Loss of Canadian citizenship generally occurred in the following cases:

- naturalization outside Canada
- in the case of a minor, naturalization of a parent
- service in foreign armed forces
- naturalized Canadians who lived outside Canada for 10 years and did not file a declaration of retention
- where a Canadian had acquired that status by descent from a Canadian parent, and who was either not lawfully admitted to Canada for permanent residence on the commencement of the Act or was born outside Canada afterwards, loss of citizenship could occur on the person's 22nd birthday unless the person had filed a declaration of retention between their 21st and 22nd birthday and renounced any previous nationality they possessed.

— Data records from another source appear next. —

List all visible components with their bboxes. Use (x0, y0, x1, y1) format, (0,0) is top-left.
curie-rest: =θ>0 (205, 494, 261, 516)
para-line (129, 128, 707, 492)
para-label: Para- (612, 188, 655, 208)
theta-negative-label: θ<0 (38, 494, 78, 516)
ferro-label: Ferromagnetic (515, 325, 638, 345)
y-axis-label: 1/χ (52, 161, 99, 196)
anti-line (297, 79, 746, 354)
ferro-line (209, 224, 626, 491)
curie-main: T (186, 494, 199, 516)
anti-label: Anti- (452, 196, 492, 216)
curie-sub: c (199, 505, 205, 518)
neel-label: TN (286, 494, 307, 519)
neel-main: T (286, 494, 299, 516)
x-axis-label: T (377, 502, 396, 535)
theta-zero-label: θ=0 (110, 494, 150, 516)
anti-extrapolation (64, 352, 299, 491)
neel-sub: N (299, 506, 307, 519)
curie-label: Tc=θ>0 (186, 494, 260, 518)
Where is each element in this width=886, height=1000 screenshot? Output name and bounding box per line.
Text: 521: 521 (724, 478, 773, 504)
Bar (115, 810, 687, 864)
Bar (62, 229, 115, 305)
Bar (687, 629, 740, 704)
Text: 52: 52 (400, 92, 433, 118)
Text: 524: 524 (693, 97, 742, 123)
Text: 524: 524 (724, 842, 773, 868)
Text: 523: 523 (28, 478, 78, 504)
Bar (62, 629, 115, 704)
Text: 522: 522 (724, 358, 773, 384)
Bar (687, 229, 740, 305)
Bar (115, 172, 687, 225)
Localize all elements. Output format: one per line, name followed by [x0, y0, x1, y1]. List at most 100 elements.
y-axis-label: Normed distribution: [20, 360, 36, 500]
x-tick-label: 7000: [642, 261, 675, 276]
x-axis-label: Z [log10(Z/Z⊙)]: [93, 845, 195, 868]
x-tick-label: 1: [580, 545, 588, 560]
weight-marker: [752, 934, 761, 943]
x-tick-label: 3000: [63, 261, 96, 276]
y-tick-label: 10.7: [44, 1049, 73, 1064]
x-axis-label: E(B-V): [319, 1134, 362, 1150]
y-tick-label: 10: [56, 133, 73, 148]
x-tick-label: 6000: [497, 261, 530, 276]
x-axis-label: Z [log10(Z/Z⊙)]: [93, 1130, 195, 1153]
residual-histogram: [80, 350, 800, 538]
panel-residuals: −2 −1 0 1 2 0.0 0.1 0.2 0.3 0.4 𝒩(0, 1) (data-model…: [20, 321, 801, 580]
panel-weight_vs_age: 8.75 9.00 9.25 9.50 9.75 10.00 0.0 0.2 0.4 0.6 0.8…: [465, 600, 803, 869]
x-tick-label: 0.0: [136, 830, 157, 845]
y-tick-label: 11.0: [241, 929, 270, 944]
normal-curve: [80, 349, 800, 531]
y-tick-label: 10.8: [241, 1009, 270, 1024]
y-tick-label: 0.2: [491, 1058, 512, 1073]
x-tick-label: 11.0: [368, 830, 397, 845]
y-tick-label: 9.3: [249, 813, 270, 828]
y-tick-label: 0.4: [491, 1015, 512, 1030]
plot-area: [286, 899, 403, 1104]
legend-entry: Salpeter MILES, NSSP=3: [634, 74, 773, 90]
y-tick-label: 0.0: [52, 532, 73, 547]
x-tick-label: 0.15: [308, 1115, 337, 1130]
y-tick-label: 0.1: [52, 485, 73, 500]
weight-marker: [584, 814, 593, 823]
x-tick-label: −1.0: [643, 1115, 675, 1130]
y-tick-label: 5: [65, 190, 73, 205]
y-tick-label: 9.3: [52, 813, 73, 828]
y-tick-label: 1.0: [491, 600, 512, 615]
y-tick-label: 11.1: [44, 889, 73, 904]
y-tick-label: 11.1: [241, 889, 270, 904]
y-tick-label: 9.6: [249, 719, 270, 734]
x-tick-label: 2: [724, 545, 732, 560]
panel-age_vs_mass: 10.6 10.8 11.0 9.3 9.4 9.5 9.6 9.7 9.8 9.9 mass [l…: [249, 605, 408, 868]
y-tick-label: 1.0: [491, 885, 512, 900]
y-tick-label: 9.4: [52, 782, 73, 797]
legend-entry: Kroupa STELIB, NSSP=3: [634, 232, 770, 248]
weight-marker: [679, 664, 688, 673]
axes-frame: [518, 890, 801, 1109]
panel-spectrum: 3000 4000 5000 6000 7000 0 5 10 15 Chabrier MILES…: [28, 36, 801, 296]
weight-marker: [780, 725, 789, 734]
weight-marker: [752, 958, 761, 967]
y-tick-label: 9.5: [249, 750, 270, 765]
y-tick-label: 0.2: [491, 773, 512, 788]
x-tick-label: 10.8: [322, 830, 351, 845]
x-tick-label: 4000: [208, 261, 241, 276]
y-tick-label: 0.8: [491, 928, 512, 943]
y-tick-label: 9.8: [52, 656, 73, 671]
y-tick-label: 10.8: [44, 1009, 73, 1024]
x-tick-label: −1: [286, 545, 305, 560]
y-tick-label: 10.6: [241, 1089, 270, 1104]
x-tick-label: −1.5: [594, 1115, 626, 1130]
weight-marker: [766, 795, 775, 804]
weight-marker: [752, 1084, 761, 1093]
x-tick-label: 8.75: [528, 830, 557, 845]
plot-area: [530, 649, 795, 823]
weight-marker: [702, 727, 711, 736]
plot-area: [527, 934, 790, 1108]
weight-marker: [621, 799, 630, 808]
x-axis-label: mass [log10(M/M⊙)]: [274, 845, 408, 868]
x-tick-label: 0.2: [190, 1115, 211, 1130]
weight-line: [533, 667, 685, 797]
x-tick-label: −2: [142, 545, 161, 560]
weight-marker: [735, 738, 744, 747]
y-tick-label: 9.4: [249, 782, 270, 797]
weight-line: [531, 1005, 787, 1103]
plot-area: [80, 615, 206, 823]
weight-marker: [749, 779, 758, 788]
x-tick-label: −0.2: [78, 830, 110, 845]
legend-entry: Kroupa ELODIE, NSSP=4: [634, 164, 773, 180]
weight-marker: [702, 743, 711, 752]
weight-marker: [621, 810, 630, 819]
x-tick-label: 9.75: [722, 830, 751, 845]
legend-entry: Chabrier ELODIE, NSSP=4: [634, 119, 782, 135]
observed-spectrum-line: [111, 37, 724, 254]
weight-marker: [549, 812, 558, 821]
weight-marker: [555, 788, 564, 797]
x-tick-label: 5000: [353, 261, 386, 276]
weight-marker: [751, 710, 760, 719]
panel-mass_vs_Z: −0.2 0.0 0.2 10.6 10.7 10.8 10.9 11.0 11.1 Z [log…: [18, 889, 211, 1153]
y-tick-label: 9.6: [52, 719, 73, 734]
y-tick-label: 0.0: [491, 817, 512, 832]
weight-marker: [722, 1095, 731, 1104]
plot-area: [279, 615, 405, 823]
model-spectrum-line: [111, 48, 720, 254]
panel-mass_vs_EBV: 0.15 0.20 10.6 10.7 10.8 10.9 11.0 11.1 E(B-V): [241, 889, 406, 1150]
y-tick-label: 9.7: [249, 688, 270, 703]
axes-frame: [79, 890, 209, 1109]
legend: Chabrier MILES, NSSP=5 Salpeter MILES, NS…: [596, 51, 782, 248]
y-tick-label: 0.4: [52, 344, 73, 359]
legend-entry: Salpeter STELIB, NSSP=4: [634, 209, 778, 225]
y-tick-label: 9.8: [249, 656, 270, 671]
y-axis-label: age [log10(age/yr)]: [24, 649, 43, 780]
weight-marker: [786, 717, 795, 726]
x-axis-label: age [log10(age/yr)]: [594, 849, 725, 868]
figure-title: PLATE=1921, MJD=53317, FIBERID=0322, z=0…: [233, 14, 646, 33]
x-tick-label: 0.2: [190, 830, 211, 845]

Although Canada restricted dual citizenship between 1947 and 1977, there were some situations where Canadians could nevertheless legally possess another citizenship. For example, migrants becoming Canadian citizens were not asked to formally prove that they had ceased to hold the nationality of their former country. Similarly children born in Canada to non-Canadian parents were not under any obligation to renounce a foreign citizenship they had acquired by descent. Holding a foreign passport did not in itself cause loss of Canadian citizenship.